Aufsichtsräten fehlt es an HR-Wissen
Lediglich je ein Aufsichtsratsmitglied von Bayer, Henkel und der Allianz verfügt über ausreichendes HR-Wissen, belegt eine Kienbaum-Studie. "Gerade einmal zehn Prozent aller Aufsichtsratsgremien können auf einen HR-Experten zurückgreifen und erfüllen damit die gesetzten Mindestanforderungen. Hier müssen die betroffenen Konzerne nachsteuern, wenn sie ihre eigene Personalarbeit ernst nehmen", so Berater Walter Jochmann.
Frauenquote im Aufsichtsrat bisher nur selten erfüllt
Des Weiteren zeigt die Studie "Farbe bekennen: Transparenz der Kompetenz im Aufsichtsrat", für die die Managementberatung Kienbaum die Kompetenzen aller Aktionärsvertreter in den Kontrollgremien der Dax-30-Unternehmen analysiert hat, dass sich die Aufsichtsräte auch in Sachen "Gender-Diversity" Kritik gefallen lassen müssen: Der durchschnittliche Frauenanteil in den untersuchten Aufsichtsräten liegt zwar bei 18 Prozent.
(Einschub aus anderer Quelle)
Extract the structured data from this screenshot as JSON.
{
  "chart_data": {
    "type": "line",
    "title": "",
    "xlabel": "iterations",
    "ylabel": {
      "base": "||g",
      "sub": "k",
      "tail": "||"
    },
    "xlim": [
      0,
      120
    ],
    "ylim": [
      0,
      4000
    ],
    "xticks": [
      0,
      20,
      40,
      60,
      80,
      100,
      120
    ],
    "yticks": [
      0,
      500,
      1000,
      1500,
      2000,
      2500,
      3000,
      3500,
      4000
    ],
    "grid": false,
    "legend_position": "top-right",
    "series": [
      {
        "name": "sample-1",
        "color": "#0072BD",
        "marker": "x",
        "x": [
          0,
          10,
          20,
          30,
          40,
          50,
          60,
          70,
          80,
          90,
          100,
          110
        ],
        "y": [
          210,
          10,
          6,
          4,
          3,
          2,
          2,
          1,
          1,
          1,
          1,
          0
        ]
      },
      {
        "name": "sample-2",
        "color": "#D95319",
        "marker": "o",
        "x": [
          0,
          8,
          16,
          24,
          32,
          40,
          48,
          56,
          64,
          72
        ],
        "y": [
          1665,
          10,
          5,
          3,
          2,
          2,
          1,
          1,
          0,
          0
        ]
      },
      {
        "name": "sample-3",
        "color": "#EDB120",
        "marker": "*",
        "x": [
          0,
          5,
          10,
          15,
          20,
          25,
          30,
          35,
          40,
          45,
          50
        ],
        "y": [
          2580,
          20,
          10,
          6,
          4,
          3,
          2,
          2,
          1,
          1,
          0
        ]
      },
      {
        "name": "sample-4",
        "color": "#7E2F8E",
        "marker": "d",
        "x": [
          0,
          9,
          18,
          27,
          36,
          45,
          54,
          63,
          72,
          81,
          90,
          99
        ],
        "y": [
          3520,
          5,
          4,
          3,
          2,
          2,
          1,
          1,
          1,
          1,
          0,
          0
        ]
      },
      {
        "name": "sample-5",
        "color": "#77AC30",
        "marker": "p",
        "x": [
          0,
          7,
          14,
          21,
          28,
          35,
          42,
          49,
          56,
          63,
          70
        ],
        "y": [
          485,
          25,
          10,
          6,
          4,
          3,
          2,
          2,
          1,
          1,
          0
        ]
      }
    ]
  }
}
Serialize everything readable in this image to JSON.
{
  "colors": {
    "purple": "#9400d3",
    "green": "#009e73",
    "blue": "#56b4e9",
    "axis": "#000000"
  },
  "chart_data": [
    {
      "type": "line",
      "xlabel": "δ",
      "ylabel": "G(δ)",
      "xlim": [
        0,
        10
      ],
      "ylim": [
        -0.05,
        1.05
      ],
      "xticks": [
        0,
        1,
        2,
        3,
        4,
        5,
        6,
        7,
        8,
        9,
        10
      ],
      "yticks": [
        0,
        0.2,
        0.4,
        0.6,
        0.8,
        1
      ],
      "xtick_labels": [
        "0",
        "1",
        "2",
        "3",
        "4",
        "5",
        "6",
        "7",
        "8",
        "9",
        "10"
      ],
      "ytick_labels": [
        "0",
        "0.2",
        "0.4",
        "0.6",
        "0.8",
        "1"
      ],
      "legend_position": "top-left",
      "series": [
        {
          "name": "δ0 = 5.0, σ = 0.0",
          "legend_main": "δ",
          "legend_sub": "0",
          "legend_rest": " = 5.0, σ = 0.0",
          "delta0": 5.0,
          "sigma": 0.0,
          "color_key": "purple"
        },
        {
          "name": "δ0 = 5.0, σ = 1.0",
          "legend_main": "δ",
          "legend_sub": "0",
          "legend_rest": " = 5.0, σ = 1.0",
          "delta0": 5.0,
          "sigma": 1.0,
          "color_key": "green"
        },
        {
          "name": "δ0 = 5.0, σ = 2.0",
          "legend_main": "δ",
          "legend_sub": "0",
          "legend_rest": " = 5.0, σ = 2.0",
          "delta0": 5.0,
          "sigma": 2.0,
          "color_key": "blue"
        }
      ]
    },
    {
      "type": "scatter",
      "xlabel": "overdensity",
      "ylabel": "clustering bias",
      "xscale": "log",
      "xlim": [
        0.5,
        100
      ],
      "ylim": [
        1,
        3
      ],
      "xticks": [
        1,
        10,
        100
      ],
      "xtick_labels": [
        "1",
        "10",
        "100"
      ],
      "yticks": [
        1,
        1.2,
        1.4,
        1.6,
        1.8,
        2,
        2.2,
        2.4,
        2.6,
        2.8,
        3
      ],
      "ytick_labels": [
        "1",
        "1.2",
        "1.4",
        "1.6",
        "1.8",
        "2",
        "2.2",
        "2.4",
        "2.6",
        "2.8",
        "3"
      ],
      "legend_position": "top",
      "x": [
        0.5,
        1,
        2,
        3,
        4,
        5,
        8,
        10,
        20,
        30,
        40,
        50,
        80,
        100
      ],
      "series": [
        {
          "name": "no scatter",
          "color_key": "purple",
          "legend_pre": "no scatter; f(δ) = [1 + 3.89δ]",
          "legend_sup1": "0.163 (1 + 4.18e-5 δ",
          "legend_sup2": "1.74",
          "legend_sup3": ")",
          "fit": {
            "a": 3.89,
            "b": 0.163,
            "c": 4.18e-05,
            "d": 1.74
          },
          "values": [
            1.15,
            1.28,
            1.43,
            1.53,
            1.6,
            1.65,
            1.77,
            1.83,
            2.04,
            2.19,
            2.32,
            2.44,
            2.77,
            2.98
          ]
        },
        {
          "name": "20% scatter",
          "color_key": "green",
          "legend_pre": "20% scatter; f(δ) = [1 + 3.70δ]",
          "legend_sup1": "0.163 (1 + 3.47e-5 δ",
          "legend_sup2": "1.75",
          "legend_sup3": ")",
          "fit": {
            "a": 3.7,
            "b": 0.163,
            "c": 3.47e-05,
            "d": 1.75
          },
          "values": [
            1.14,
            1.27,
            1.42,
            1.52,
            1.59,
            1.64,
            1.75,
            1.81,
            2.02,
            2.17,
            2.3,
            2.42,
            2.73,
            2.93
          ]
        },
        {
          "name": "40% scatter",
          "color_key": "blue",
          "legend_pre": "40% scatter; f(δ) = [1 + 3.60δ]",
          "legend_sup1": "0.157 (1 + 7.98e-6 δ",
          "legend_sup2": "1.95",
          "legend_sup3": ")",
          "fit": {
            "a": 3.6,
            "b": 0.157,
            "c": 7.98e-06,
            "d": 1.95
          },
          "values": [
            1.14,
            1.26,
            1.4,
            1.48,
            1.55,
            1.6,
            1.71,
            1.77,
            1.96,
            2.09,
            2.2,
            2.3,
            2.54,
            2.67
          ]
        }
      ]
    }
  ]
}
Die Kontrollgremien setzen sich im Einzelnen aber sehr unterschiedlich zusammen. Es gibt einige Aufsichtsräte, in denen gar keine weiblichen Mandatsträgerinnen vertreten sind; sieben Dax-30-Unternehmen liegen dagegen bereits oberhalb der 30-Prozentquote. Den höchsten Frauenanteil haben die Anteilseignervertreter im Aufsichtsrat von Henkel mit 38 Prozent.
Die "Gender Diversity" sei aktuell in den Dax-30-Unternehmen nach den HR-Kompetenzen eine der schwächsten Ausprägungen in den kumulierten Aufsichtsratsprofilen erklärt Jochmann. Er fordert: "Wir brauchen den Mut zu neuen Profilen und Qualifikationen weiblicher Kandidatinnen auf Basis von kreativen Suchprozessen in Leitungs- und Expertenfunktionen – national und international. Die anschließenden Besetzungen müssen dabei anhand eines Gesamtanforderungsprofils für den Aufsichtsrat und resultierender individueller Anforderungsprofile erfolgen. Dafür benötigen wir Transparenz über die Werdegänge und den Auswahlprozess für die Aktionäre."
Aufsichtsräte überzeugen mit Internationalität und Management-Know-how
Überzeugen können die Dax-Aufsichtsräte hingegen in den Kompetenzfeldern "Strategie und Steuerung", "Internationalität" sowie "Aufsichtsratserfahrung". Hier sind sie im Durchschnitt gut bis exzellent aufgestellt. In 29 der 30 Aufsichtsräte sind mehr als die Hälfte der Mitglieder Experten im Bereich "Strategie und Steuerung". In den Kontrollgremien von Daimler und Lanxess liegt der Expertenanteil sogar bei hundert Prozent.
Im Kompetenzfeld „Internationalität“ erfüllen alle Aufsichtsräte die Mindestanforderung, dass mindestens ein Mitglied internationale Kompetenz in Form von fünf Jahren internationaler Erfahrung oder ausländischer Staatsangehörigkeit hat.
In allen Aufsichtsräten bringt mehr als ein Viertel der Mitglieder eine mindestens fünfjährige Erfahrung in anderen Aufsichtsgremien mit. In den Kompetenzfeldern "Finanzexpertise" und "Branchen-Know-how" erfüllen durchschnittlich alle Aufsichtsgremien die Mindestanforderungen eines mindestens 25-prozentigen Anteils an Mitgliedern, die in diesen Bereichen als Experten gelten.
Deutsche Bank liegt über alle Kompetenzfelder hinweg vorne
Aus den Studienergebnissen lässt sich ableiten, welche Unternehmen die am besten aufgestellten Aufsichtsräte haben. Dies ergibt der Durchschnittswert aller Expertenanteile in den sieben analysierten Kompetenzfeldern. Die Top-3-Aufsichtsräte in Sachen Kompetenz haben in dieser Reihenfolge: die Deutsche Bank, Allianz und Eon.